Okay however which module we choose, the installation of the configuration files are the same.

1
2
wget http://ftp.drupal.org/files/projects/apachesolr-7.x-1.3.tar.gz
tar -zxvf apachesolr-7.x-1.3.tar.gz

Next I have to copy the module configuration files from /solr-conf/solr-4.x/* to /opt/apache-solr-4.3.1/my-app/solr/collection1/conf/. So I restart the Solr server to check if there any log messages appears. In my case, currently the solrconfig.xml do not know the “collection1” directory, so the relative path of the “../../contrib” directory is wrong and must be set one level up to “../../../contrib” in the solrconfig.xml.

Next my colleagues install the module in Drupal and setting up the Solr server URL: http://X.X.X.X:8983/solr/collection1

Apache Solr Attachments

The Apache Solr attachments module lets you extract documents using Solr server.
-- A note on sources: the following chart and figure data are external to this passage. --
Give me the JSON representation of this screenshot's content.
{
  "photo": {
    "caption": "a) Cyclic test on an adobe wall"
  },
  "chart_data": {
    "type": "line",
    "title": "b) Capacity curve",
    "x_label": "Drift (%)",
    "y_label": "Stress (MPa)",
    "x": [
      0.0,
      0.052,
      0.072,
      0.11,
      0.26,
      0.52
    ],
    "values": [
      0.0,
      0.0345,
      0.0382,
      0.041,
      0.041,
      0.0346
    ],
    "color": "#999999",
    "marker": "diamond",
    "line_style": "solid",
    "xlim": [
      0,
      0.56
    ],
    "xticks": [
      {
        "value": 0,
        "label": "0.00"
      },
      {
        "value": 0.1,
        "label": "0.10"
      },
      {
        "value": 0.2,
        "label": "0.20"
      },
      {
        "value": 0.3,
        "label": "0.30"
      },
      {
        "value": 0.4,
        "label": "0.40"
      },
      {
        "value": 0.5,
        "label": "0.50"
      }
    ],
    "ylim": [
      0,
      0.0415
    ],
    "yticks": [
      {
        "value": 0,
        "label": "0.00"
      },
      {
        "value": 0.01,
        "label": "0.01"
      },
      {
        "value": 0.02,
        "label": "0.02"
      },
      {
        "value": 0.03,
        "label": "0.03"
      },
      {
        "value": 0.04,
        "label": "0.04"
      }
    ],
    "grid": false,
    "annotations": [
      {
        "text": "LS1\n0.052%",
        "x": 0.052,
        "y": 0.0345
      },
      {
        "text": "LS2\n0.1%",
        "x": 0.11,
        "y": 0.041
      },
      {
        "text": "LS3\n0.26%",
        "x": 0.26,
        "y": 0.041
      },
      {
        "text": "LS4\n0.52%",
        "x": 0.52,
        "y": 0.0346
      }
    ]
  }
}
For that I need to configure Solr accordingly and edit the solrconfig.xml to have these lines:

<lib dir="../../../contrib/extraction/lib" />
<lib dir="../../../dist/" regex="solr-cell-\d.*\.jar" />
 
<!-- An extract-only path for accessing the tika utility -->
<requestHandler name="/extract/tika" class="org.apache.solr.handler.extraction.ExtractingRequestHandler" startup="lazy">
  <lst name="defaults">
  </lst>
  <!-- This path only extracts - never updates -->
  <lst name="invariants">
    <bool name="extractOnly">true</bool>
  </lst>
</requestHandler>

https://drupal.org/node/1205190
Note: For locally extracting documents I need the Apache Tika app on the Drupal webserver.